Argutus Medical brought a range of ELISA & Rapid Tests to EKF Diagnostics' product portfolio. The test kits have particular use in pharmaceutical research. Argutus Medical is currently engaged in a number of biomarker R&D programmes for acute kidney injury (nephrotoxicity) and acute liver injury (hepatotoxicity) detection. Argutus Medical is also a member of a number of external programmes including SAFE-T IMI.
In April 2013, Argutus Medical announced a change in name to EKF Diagnostics Ltd for consolidation and integration purposes.

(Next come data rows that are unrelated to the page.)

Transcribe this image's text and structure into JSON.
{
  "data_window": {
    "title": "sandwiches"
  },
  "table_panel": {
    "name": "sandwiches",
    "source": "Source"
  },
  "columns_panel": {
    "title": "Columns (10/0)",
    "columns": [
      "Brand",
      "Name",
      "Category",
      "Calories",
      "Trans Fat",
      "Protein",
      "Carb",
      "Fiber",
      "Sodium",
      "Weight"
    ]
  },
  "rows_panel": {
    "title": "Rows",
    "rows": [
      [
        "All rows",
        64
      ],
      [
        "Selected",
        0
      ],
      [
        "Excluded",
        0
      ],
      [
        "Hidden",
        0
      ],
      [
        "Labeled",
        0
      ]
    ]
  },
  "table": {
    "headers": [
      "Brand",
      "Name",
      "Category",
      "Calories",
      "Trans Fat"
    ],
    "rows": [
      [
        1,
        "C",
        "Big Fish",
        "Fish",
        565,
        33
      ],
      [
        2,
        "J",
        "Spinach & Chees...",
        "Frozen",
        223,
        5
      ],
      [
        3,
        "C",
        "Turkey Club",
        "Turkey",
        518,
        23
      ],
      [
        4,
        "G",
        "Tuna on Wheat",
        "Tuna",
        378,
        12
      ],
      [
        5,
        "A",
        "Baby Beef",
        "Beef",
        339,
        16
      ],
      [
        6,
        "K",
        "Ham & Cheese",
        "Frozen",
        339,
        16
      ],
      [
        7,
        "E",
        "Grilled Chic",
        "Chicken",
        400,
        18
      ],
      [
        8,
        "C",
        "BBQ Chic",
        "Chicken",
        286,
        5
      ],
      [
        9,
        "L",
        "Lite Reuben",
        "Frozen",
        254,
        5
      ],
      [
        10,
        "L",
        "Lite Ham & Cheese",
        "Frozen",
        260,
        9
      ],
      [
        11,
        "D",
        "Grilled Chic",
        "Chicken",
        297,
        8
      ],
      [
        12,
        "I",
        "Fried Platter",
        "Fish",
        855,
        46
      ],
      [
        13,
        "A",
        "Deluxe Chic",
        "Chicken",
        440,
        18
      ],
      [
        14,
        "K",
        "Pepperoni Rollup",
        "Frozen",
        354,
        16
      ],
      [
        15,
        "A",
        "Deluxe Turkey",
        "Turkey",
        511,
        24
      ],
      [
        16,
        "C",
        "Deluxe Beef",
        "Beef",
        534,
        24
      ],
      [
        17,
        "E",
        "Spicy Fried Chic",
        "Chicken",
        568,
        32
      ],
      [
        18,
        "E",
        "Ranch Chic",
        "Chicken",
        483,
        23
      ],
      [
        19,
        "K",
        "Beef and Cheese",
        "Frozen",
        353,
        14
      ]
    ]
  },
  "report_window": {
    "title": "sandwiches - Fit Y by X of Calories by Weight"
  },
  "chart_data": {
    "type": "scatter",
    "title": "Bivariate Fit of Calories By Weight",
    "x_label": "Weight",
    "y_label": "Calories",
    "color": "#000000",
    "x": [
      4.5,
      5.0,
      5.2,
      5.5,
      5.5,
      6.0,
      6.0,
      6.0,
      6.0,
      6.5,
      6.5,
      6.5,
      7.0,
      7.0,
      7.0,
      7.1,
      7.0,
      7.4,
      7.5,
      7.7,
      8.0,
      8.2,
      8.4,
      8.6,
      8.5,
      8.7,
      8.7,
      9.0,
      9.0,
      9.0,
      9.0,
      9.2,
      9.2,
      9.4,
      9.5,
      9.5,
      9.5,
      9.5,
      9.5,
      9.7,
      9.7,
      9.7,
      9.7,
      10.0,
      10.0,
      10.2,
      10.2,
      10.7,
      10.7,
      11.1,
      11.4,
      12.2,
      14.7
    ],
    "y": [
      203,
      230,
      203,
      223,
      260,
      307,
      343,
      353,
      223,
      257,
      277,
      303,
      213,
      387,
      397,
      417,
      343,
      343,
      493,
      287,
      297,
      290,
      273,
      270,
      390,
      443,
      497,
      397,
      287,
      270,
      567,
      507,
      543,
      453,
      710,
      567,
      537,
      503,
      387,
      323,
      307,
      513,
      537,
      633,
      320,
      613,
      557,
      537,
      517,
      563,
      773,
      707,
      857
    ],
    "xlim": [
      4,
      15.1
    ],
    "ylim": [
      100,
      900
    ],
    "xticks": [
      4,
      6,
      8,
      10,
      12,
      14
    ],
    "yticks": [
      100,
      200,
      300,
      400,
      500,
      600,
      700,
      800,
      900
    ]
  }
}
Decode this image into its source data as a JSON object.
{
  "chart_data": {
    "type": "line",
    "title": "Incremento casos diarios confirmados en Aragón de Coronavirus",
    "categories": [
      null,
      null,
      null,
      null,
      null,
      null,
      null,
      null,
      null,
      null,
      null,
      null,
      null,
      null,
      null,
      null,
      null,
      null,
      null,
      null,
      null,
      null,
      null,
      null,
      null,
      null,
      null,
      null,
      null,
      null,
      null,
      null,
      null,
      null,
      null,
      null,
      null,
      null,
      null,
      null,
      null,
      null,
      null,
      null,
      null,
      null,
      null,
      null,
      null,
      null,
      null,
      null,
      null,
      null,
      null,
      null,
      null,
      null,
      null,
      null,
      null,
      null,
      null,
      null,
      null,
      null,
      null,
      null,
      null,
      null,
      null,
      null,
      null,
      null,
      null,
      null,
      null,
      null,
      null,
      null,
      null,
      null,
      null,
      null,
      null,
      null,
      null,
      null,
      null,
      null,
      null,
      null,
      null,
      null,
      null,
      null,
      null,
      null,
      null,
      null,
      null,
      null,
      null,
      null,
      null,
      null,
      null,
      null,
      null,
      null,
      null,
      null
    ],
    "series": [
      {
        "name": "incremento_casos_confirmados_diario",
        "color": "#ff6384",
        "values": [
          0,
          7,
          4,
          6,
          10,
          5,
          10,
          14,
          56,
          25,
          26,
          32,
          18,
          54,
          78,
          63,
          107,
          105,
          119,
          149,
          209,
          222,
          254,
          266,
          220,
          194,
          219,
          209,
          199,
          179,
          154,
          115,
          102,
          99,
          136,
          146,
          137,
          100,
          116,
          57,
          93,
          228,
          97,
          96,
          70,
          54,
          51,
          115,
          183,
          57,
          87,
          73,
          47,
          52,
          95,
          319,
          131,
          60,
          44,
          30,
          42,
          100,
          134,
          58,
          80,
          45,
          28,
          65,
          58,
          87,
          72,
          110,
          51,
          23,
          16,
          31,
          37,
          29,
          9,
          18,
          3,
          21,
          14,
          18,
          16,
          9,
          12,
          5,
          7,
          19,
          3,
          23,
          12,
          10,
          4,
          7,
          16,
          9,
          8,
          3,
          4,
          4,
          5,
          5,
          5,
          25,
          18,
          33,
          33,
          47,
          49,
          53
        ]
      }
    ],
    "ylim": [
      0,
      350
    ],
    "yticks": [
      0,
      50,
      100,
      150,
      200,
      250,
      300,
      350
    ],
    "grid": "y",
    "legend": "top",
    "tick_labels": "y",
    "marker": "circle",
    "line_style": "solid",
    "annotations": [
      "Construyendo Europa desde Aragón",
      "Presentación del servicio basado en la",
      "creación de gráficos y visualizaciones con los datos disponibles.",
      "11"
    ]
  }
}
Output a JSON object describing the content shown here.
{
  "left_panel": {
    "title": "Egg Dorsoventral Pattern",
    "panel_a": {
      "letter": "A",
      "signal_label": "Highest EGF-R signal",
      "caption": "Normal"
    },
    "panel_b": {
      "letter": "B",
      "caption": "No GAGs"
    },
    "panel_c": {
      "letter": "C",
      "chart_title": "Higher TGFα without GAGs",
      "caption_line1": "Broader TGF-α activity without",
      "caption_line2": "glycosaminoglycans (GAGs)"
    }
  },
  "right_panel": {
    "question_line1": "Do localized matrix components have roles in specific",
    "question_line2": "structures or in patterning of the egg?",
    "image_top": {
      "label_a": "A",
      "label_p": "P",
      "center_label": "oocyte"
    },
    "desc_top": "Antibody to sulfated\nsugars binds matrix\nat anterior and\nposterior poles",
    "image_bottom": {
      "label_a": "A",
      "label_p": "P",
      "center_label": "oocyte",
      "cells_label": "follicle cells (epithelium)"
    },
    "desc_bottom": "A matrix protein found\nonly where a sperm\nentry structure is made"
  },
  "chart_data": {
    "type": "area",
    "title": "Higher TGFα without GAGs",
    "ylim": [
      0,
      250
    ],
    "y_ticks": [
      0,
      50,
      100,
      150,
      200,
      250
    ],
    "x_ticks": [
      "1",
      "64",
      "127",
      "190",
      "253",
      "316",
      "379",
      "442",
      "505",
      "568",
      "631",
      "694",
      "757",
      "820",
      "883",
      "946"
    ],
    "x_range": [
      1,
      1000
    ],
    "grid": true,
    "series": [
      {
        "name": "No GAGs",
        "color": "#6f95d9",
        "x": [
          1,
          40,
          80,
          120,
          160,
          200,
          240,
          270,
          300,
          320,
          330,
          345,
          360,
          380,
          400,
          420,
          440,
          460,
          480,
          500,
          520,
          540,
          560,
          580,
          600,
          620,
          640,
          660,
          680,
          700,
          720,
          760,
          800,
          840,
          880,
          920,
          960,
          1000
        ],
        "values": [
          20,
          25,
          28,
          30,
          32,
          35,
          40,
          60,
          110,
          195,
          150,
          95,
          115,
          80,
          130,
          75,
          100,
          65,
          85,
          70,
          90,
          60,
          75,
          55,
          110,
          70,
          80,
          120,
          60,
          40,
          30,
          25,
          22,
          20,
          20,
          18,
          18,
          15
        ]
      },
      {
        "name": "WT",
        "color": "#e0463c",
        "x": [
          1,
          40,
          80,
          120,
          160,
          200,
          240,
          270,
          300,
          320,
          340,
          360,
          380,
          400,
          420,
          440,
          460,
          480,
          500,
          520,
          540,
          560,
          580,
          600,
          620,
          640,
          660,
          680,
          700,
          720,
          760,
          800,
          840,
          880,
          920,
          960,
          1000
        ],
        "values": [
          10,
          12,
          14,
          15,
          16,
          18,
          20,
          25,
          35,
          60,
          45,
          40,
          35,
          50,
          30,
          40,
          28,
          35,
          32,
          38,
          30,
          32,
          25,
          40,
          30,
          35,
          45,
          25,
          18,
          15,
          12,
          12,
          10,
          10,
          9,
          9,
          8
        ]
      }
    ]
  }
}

===Quotient Diagnostics===
Quotient Diagnostics was founded in 2002 by David Chatterton as a spin-out company from Chelsea Technologies Group. Bought by EKF Diagnostics in 2010 for £3.41 million, the Walton-on-Thames, Surrey based company are now the R&D and manufacturing base for EKF Diagnostics’ Glycated hemoglobin (HbA1c) analysers which are based on a parented Boronate Fluorescence Quenching Technology. HbA1c is becoming a preferred method for monitoring diabetes with the medical community. In 2011 the production facility was extended to 900 metres squared to meet customer demands.

===Stanbio Laboratory===
Stanbio Laboratory has been based in Boerne, Texas since it was established in 1960. Stanbio was acquired by EKF Diagnostics in 2011 for US$25.5 million and adds a range of medical tests and diagnostic devices including clinical chemistry, pregnancy and point-of-care blood hemoglobin tests to EKF Diagnostics' product portfolio. The Boerne site also acts as an administrative hub for EKF Diagnostics in the U.S.A. Stanbio also have a second site in Elkhart, Indiana which is an industrial fermentation plant producing enzymes for use internal use and for external clients.